Recently, OUC’s research team led by Professor Zhang Yuzhong from College of Marine Life Sciences and Key Laboratory of Marine Biodiversity and Evolution, in collaboration with Professor Liu Luning, published a research paper titled Molecular principles of the assembly and construction of a carboxysome shell in Science Advances. In this study, researchers used synthetic biology techniques to design and construct an artificial carboxysome shell that contains all the shell proteins and the C-terminal domain of the key linker protein CsoS2 (CsoS2-C). The structure of the carboxysome shell and the complex interactions among various protein components were analyzed, providing new insights into the molecular mechanisms of the self-assembly of the carboxysome shell, and laying a theoretical foundation for the reconstruction of carboxysomes and their biotechnological applications.

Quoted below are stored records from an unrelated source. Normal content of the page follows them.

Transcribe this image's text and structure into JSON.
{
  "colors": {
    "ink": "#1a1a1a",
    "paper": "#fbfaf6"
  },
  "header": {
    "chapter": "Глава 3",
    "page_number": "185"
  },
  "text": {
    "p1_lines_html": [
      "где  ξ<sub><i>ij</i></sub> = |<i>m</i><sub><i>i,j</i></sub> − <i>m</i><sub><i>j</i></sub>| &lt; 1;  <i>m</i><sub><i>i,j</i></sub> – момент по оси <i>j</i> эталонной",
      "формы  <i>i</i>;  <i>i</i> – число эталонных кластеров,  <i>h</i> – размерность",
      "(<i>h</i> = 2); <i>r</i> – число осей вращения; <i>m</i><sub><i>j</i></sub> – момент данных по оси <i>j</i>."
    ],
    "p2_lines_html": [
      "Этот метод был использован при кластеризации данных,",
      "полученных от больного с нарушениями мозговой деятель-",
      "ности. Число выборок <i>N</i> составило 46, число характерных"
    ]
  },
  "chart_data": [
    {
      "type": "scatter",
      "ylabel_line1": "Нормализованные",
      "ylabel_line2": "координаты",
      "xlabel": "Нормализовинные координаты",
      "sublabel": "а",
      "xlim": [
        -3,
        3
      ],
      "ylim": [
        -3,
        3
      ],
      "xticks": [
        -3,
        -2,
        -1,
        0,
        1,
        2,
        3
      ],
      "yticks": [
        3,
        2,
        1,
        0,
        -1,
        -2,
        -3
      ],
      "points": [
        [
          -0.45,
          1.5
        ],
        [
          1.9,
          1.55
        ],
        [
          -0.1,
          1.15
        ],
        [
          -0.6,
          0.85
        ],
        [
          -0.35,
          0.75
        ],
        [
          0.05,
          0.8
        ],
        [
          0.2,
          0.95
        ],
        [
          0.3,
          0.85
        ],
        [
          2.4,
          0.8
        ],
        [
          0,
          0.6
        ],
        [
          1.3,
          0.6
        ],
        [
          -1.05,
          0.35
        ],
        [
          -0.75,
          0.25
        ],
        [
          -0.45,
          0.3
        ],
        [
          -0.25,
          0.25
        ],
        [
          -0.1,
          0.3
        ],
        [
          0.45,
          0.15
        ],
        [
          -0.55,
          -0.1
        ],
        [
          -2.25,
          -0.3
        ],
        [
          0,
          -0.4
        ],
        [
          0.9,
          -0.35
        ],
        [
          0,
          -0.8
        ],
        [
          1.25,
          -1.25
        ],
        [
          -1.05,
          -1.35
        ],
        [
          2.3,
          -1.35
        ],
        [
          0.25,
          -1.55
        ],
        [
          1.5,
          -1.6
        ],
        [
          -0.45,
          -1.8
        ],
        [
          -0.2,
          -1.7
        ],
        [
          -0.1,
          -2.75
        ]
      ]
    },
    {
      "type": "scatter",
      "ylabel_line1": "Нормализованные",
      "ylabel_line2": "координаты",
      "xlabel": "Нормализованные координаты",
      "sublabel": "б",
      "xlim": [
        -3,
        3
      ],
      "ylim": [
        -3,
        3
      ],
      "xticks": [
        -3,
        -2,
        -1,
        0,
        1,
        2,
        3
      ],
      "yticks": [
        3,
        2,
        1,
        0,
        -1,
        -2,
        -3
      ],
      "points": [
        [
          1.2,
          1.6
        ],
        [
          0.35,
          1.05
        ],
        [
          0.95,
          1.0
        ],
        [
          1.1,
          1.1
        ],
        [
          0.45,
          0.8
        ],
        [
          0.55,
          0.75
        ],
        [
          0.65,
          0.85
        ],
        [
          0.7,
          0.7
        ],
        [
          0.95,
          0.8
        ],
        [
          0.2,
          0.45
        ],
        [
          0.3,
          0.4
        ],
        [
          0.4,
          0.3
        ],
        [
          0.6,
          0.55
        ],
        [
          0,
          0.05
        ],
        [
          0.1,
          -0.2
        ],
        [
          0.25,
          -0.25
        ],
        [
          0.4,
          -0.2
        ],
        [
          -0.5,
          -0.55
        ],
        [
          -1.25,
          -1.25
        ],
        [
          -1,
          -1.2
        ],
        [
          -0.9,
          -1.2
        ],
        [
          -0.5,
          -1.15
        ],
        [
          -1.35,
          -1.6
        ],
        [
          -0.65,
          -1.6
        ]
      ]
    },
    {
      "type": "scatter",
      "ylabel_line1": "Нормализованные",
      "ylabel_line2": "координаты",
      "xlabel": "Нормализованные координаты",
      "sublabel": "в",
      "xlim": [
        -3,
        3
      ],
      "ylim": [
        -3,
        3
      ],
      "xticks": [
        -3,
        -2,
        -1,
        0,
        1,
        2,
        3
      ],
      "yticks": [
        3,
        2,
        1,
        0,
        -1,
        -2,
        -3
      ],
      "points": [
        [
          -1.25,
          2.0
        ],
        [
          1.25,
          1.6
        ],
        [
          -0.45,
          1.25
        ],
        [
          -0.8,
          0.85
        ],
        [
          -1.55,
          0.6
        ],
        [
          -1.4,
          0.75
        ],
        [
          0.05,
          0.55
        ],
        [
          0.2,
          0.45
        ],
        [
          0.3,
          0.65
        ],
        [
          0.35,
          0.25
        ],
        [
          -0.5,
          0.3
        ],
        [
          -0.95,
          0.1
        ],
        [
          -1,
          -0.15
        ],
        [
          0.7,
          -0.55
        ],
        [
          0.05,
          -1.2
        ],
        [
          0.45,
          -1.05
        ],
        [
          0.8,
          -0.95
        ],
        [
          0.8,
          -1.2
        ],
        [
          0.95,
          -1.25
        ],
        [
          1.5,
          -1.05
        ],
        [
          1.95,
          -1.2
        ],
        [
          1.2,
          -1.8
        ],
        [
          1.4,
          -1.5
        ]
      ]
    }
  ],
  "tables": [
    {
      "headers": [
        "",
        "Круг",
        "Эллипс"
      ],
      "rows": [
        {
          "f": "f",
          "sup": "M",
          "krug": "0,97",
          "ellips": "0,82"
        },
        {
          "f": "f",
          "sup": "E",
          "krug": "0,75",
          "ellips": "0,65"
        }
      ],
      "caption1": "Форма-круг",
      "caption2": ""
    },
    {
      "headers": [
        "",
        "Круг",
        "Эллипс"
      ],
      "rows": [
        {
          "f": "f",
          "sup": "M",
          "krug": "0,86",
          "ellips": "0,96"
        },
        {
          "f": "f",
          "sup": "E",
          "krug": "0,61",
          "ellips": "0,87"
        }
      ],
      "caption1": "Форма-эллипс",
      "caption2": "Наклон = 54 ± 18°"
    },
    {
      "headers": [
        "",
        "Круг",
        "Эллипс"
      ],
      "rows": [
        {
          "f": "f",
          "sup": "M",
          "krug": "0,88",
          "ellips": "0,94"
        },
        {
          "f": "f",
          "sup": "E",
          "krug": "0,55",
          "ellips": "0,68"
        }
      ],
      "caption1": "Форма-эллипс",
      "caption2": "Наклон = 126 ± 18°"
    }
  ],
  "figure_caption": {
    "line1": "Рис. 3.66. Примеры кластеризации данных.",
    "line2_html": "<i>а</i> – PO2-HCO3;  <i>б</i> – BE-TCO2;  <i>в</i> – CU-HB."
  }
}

This study analyzed the structure of an artificially synthesized α-carboxysome shell that contains all the shell proteins and the C-terminal domain of the key linker protein CsoS2 (CsoS2-C). Cryo–electron microscopy at the atomic-resolution of the shell assemblies, with a maximal size of 54 nm, unveiled diverse assembly interfaces between shell proteins, and detailed interactions of CsoS2 with shell proteins to drive shell assembly. The study found that unlike the fixed inclination angles formed between hexamer and pentamer protein assemblies, the inclination angles between two hexamer assemblies are more complex and variable. The C-terminal domain CsoS1C of the linker protein forms multi-point interactions with the shell proteins and adopts two different conformations to facilitate shell assembly. Moreover, based on biochemical and crystallographic methods, the research revealed that homologs of hexamer and pentamer monomer proteins can form heterohexamers and heteropentamers.

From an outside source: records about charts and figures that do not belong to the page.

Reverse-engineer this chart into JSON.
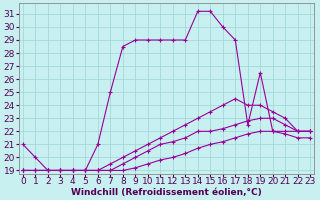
{
  "xlabel": "Windchill (Refroidissement éolien,°C)",
  "ylabel": "",
  "background_color": "#c8f0f0",
  "line_color": "#990099",
  "xlim": [
    -0.3,
    23.3
  ],
  "ylim": [
    18.7,
    31.8
  ],
  "xticks": [
    0,
    1,
    2,
    3,
    4,
    5,
    6,
    7,
    8,
    9,
    10,
    11,
    12,
    13,
    14,
    15,
    16,
    17,
    18,
    19,
    20,
    21,
    22,
    23
  ],
  "yticks": [
    19,
    20,
    21,
    22,
    23,
    24,
    25,
    26,
    27,
    28,
    29,
    30,
    31
  ],
  "line1_x": [
    0,
    1,
    2,
    3,
    4,
    5,
    6,
    7,
    8,
    9,
    10,
    11,
    12,
    13,
    14,
    15,
    16,
    17,
    18,
    19,
    20,
    21,
    22,
    23
  ],
  "line1_y": [
    21,
    20,
    19,
    19,
    19,
    19,
    21,
    25,
    28.5,
    29,
    29,
    29,
    29,
    29,
    31.2,
    31.2,
    30,
    29,
    22.5,
    26.5,
    22,
    22,
    22,
    22
  ],
  "line2_x": [
    0,
    1,
    2,
    3,
    4,
    5,
    6,
    7,
    8,
    9,
    10,
    11,
    12,
    13,
    14,
    15,
    16,
    17,
    18,
    19,
    20,
    21,
    22,
    23
  ],
  "line2_y": [
    19,
    19,
    19,
    19,
    19,
    19,
    19,
    19.5,
    20,
    20.5,
    21,
    21.5,
    22,
    22.5,
    23,
    23.5,
    24,
    24.5,
    24,
    24,
    23.5,
    23,
    22,
    22
  ],
  "line3_x": [
    0,
    1,
    2,
    3,
    4,
    5,
    6,
    7,
    8,
    9,
    10,
    11,
    12,
    13,
    14,
    15,
    16,
    17,
    18,
    19,
    20,
    21,
    22,
    23
  ],
  "line3_y": [
    19,
    19,
    19,
    19,
    19,
    19,
    19,
    19,
    19.5,
    20,
    20.5,
    21,
    21.2,
    21.5,
    22,
    22,
    22.2,
    22.5,
    22.8,
    23,
    23,
    22.5,
    22,
    22
  ],
  "line4_x": [
    0,
    1,
    2,
    3,
    4,
    5,
    6,
    7,
    8,
    9,
    10,
    11,
    12,
    13,
    14,
    15,
    16,
    17,
    18,
    19,
    20,
    21,
    22,
    23
  ],
  "line4_y": [
    19,
    19,
    19,
    19,
    19,
    19,
    19,
    19,
    19,
    19.2,
    19.5,
    19.8,
    20,
    20.3,
    20.7,
    21,
    21.2,
    21.5,
    21.8,
    22,
    22,
    21.8,
    21.5,
    21.5
  ],
  "font_size": 6.5
}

The research findings have significantly deepened our understanding of the self-assembly mechanism of the carboxysome shell, offered new insights into the assembly principles of the α-carboxysome shell and the role of CsoS2 in regulating the assembly and function of the α-carboxysome, and laid a crucial foundation for the design and reprogramming of shell structures with new biotechnological functions.